Хм, эти несчастные – новый, неизвестный пласт связей. Среди них полно всяких, встречаются откровенные монстры. Предстоит вычислить, кто изображён на картинках. Может, сильно повезёт и кто-то снова у нас объявился – ждёт очередного приговора или, пройдя свои круги ада, мирно живёт. Шанс невелик: после совершения мести они обычно никому не нужны – казнили и забыли. И бывают недолго: воскресили, дали погулять, осудили. Но это лучше, чем ничего. На приятное и полезное общение с этой публикой рассчитывать не стоит, хотя есть методы разговорить и таких людей. Прекрасно! Бальтазара озарило: а что, если наркотик разработан именно для облегчения их страданий? Но кем и зачем? Они же никто, появляются и быстро исчезают, обычно с концами. Тайный благодетель ради человеколюбия? Версия интересная…

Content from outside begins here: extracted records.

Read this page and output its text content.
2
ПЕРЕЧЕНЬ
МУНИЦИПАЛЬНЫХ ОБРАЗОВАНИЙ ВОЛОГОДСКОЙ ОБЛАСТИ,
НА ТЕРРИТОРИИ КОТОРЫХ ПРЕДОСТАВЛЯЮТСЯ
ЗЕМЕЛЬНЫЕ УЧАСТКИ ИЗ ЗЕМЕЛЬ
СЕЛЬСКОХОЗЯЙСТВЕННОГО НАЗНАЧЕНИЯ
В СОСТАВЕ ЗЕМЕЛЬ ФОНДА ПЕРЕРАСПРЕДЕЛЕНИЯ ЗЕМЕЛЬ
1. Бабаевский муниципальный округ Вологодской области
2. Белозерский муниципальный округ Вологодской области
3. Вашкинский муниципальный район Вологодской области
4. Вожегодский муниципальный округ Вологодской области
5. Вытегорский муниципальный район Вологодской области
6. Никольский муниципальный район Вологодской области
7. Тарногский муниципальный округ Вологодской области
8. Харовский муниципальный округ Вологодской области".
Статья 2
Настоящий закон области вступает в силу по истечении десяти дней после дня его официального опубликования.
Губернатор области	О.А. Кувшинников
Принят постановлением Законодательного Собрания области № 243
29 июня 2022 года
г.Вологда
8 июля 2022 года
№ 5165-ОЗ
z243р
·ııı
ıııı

«А вдруг наши самоубийцы – всего лишь подопытные? А наркотик изобрели в земной химической лаборатории? Ведь требуются оборудование, реактивы – всё настоящее, из материального вещества, и оно здесь дёшево, фактически бесплатно, орудуй хоть тоннами. А мир лунян по большей части нарисован, даже моё тело… – Бальтазар украдкой оглядел себя: руки, грудь, ноги. – Конечно, можно и у нас построить настоящую лабораторию, но материя эссентариума дорога? и используется в основном для создания вместилища души, иными словами, мозга. И синтезаторы нашей материи на строгом учёте из-за дороговизны производства овеществлённой энергии, запираемой в специальные ёмкости. „Чтобы не рвануло“, как говорит Альберт. Всё под контролем немногочисленной учёной братии Земли и Луны. В основном получают элементы для органики: углерод, кислород, водород, азот… Вернее, их аналоги: какие-то волны возбуждений полевых состояний, которые ведут себя как обычные атомы, но в исключительно маленьком масштабе. Забавно, как вдруг помогли заумные разговоры Альберта и Дмитрия про особенности химии и физики родного мира. Головоломка сложилась?..»
Бальтазар решил, что про эти рисунки следует вызнать как можно больше.